Students line up in Frist Campus Center to receive the meningitis B vaccine.
Amaris Hardy/Office of Communications
With eight cases reported in eight months, thousands of students receive vaccine
Students line up in Frist Campus Center to receive the meningitis B vaccine.
Students line up in Frist Campus Center to receive the meningitis B vaccine.
Amaris Hardy/Office of Communications

The University announced that 5,268 people were vaccinated in December as part of an attempt to stop the spread of meningitis B, a strain that has infected seven Princeton undergraduates and one visiting high school student since March. The total was 91 percent of those eligible for the vaccine.

The vaccine, known as Bexsero, is used in Europe and Australia but has not been licensed in the United States. Upon a recommendation from the Centers for Disease Control and Prevention, however, and with approval from the U.S. Food and Drug Administration, the University has made it available to three groups: all undergraduates; graduate students living in undergraduate dormitories, the Graduate College, or its annexes; and others in the University community who are at special risk, such as those with weakened immune systems.

The first doses of the vaccine were administered Dec. 9–12, and a booster dose will be given in February. Bexsero, which is manufactured by the Swiss pharmaceutical company Novartis, is being offered free of charge and was paid for from the University’s contingency fund, President Eisgruber ’83 said at a Dec. 9 meeting of the Council of the Princeton University Community. Princeton has imported 12,000 doses.

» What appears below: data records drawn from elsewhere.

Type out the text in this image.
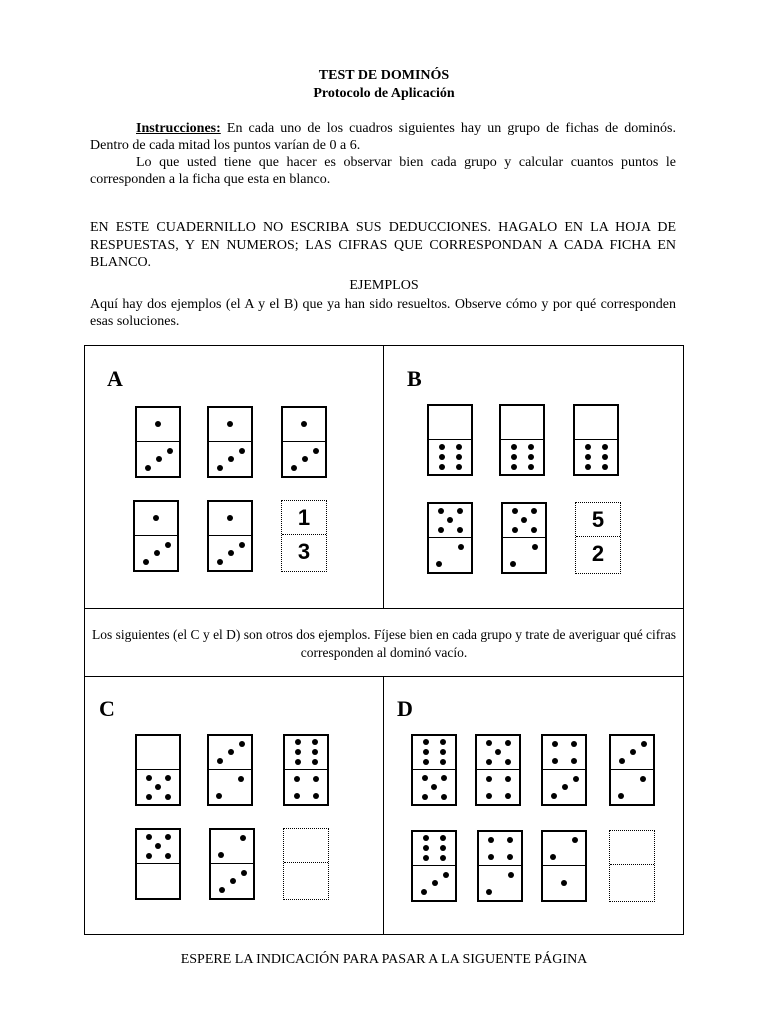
TEST DE DOMINÓS
Protocolo de Aplicación

Instrucciones: En cada uno de los cuadros siguientes hay un grupo de fichas de dominós. Dentro de cada mitad los puntos varían de 0 a 6.

Lo que usted tiene que hacer es observar bien cada grupo y calcular cuantos puntos le corresponden a la ficha que esta en blanco.

EN ESTE CUADERNILLO NO ESCRIBA SUS DEDUCCIONES. HAGALO EN LA HOJA DE RESPUESTAS, Y EN NUMEROS; LAS CIFRAS QUE CORRESPONDAN A CADA FICHA EN BLANCO.

EJEMPLOS

Aquí hay dos ejemplos (el A y el B) que ya han sido resueltos. Observe cómo y por qué corresponden esas soluciones.

A	B
C	D
Los siguientes (el C y el D) son otros dos ejemplos. Fíjese bien en cada grupo y trate de averiguar qué cifras corresponden al dominó vacío.
1
3
5
2
ESPERE LA INDICACIÓN PARA PASAR A LA SIGUENTE PÁGINA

“Get the vaccine” was the video message from four students who contracted meningitis: from left, Michael Moorin ’16, Adam Millar ’15, Peter Carruth ’14, and Lillie Telljohann ’14.
“Get the vaccine” was the video message from four students who contracted meningitis: from left, Michael Moorin ’16, Adam Millar ’15, Peter Carruth ’14, and Lillie Telljohann ’14.
“Princeton Against Meningitis” video

Although New Jersey requires all college students living in dormitories to be vaccinated against meningitis, the vaccines available in this country do not protect against meningitis B. Because the meningitis B vaccine does not contain live virus, there is no risk that anyone will contract the disease from receiving the vaccine, said Robin Izzo, the University’s director of environmental health and safety.

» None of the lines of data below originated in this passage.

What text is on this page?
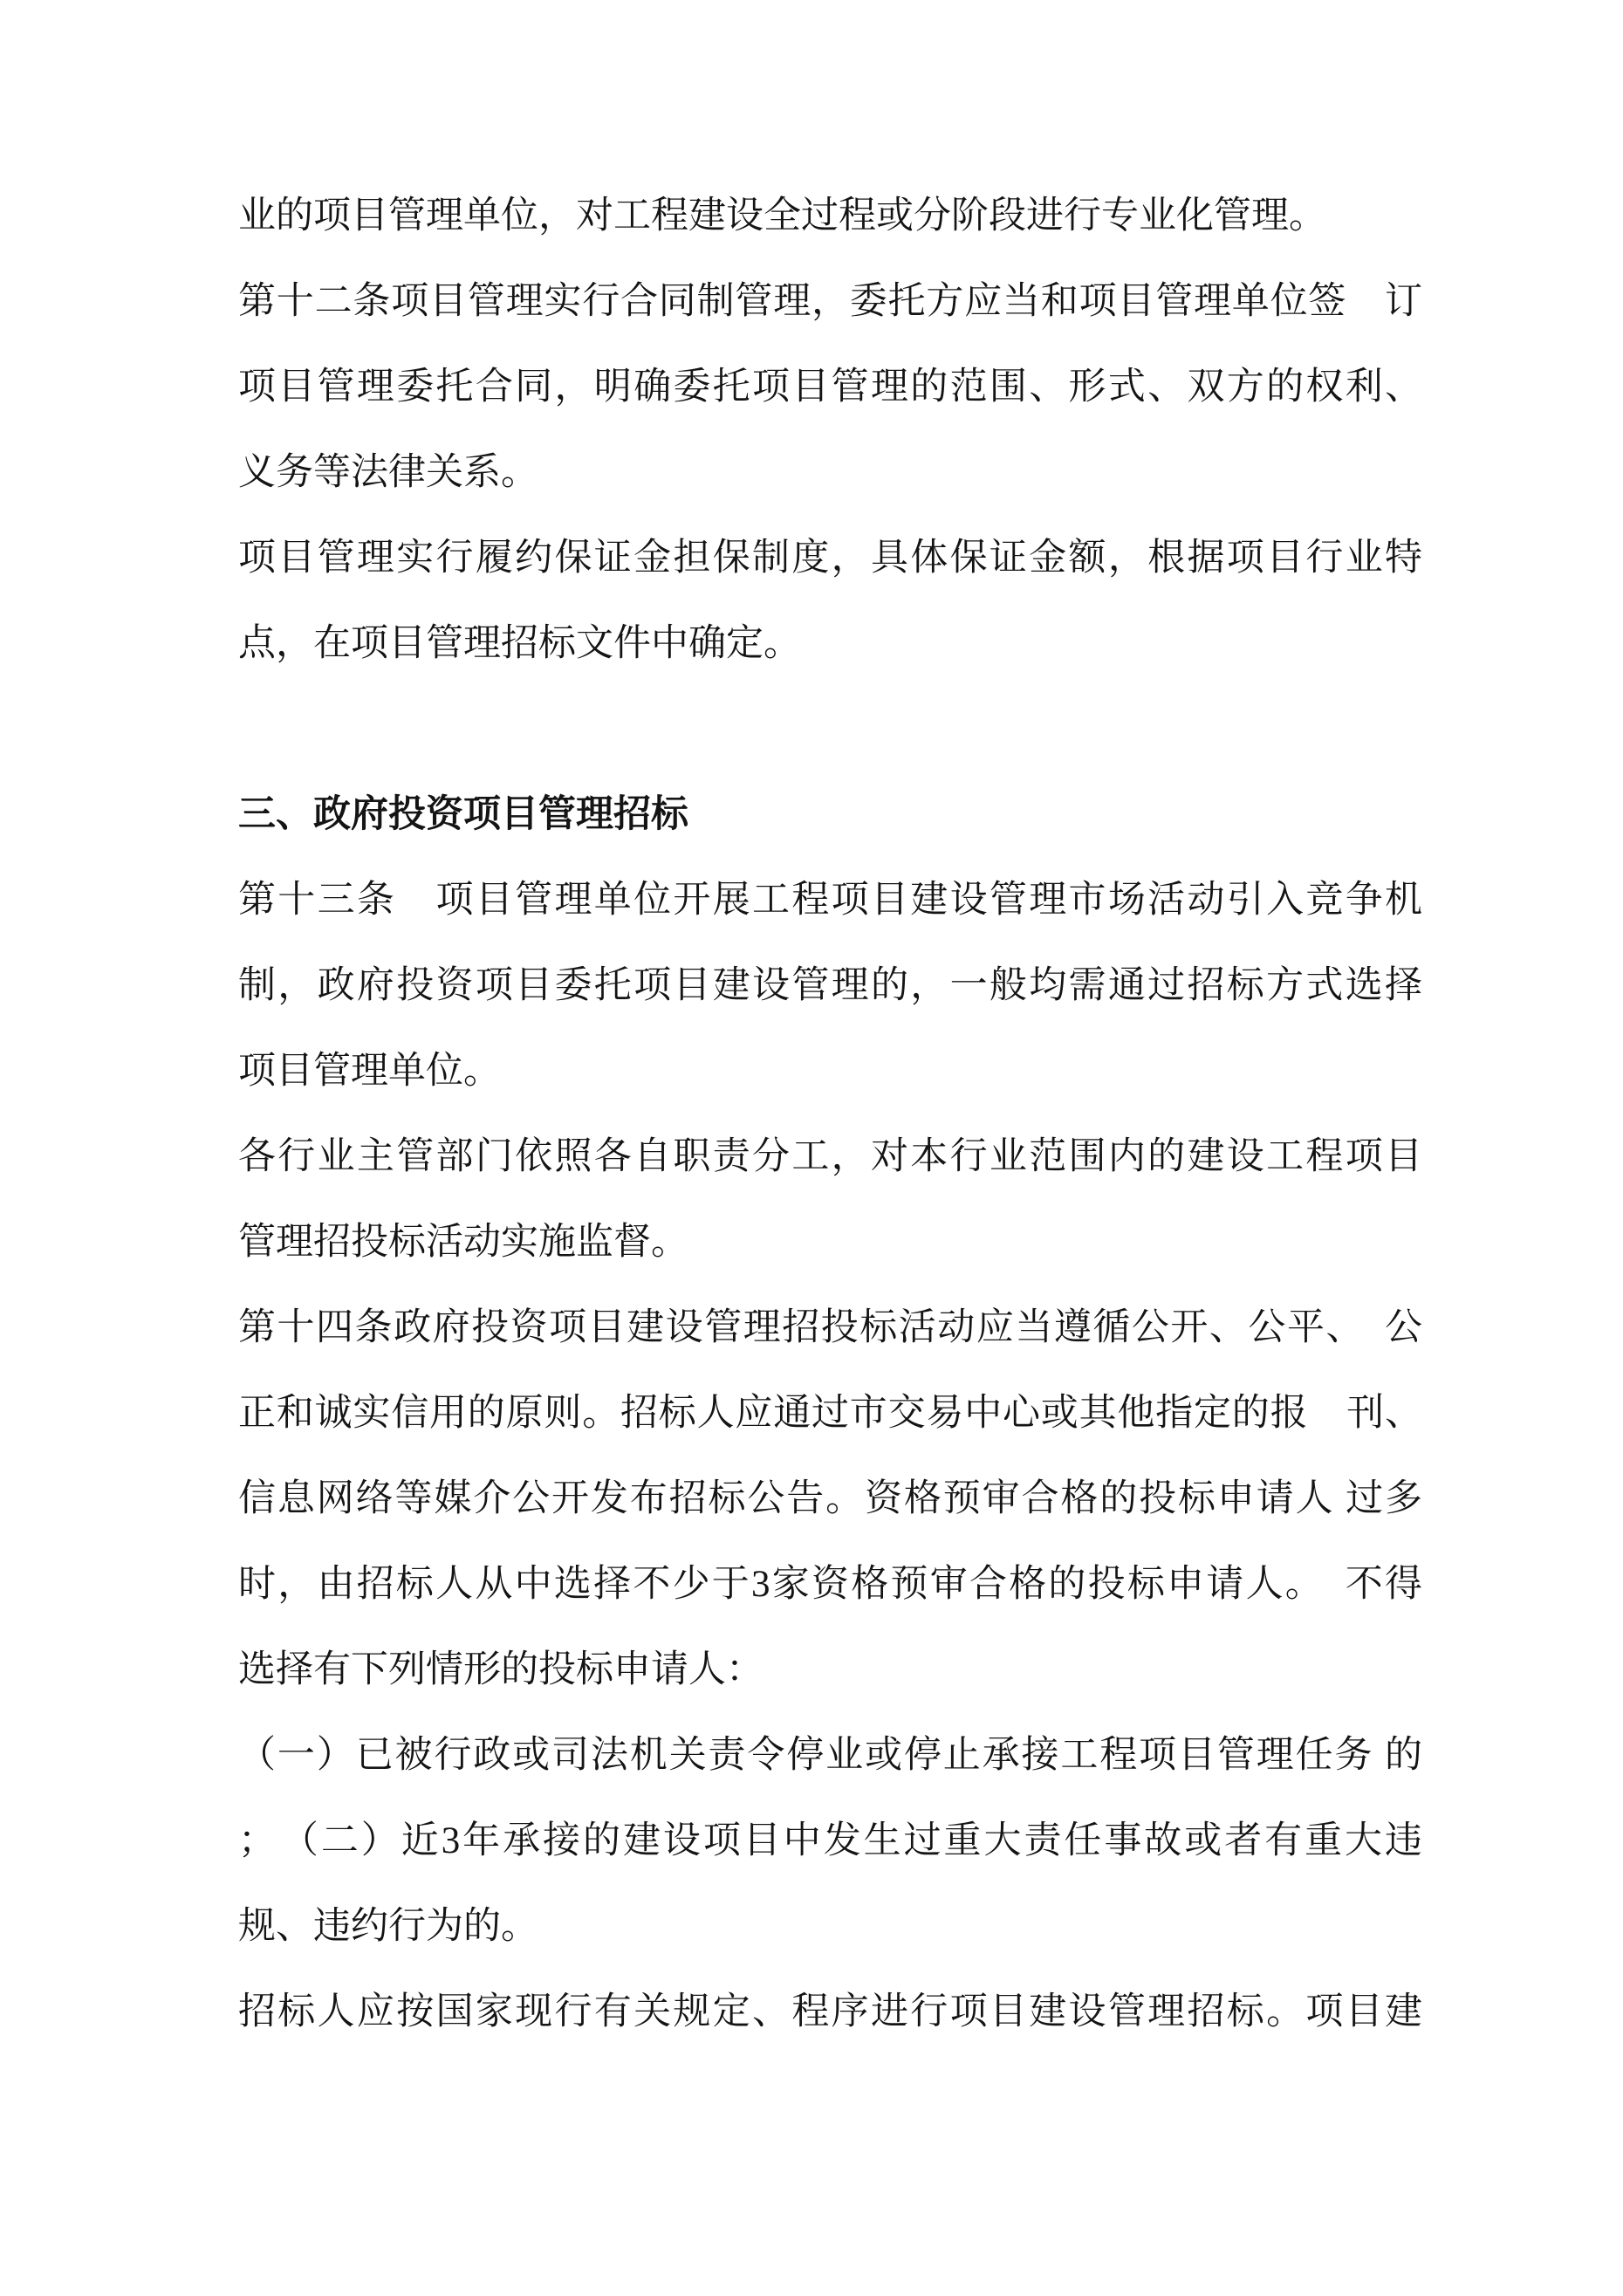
业的项目管理单位，对工程建设全过程或分阶段进行专业化管理。
第十二条项目管理实行合同制管理，委托方应当和项目管理单位签　订
项目管理委托合同，明确委托项目管理的范围、形式、双方的权利、
义务等法律关系。
项目管理实行履约保证金担保制度，具体保证金额，根据项目行业特
点，在项目管理招标文件中确定。
三、政府投资项目管理招标
第十三条　项目管理单位开展工程项目建设管理市场活动引入竞争机
制，政府投资项目委托项目建设管理的，一般均需通过招标方式选择
项目管理单位。
各行业主管部门依照各自职责分工，对本行业范围内的建设工程项目
管理招投标活动实施监督。
第十四条政府投资项目建设管理招投标活动应当遵循公开、公平、　公
正和诚实信用的原则。招标人应通过市交易中心或其他指定的报　刊、
信息网络等媒介公开发布招标公告。资格预审合格的投标申请人 过多
时，由招标人从中选择不少于3家资格预审合格的投标申请人。　不得
选择有下列情形的投标申请人：
（一）已被行政或司法机关责令停业或停止承接工程项目管理任务 的
；　（二）近3年承接的建设项目中发生过重大责任事故或者有重大违
规、违约行为的。
招标人应按国家现行有关规定、程序进行项目建设管理招标。项目建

Four of the eight students who have contracted meningitis B appeared in a short video, produced by the Student Health Advisory Board and posted on the University’s website, urging their classmates to get the vaccine.

“It’s just stupidity not to get it,” Frances Steere ’16 said at Frist Campus Center shortly after receiving her shot.

The University also has urged all students to take precautions against contracting or spreading the disease, such as washing hands regularly, covering their mouths when coughing, and not sharing drinking cups or eating utensils.

The first local case was reported on March 25 and the most recent on Nov. 21. Seven of the eight students have recovered fully; the eighth was still receiving treatment in mid-December. Four cases of meningitis B also were reported at the University of California, Santa Barbara; CDC officials said they were not related to the outbreak at Princeton.

Meningitis, an inflammation of the membranes surrounding the brain or spinal cord, can be spread only by close physical contact or an exchange of bodily fluids such as saliva. Symptoms of meningitis B include a stiff neck, high fever, vomiting, rashes, and sensitivity to light. Untreated, it can cause brain damage, paralysis, hearing loss, or severe tissue damage in hands and feet. Meningitis B accounted for one-third of the 480 reported cases of meningitis in the United States in 2012, according to the CDC.

In a conference call with reporters, CDC officials said they did not believe Princeton students posed a risk of spreading the disease to others, such as friends or family, when they left campus over break.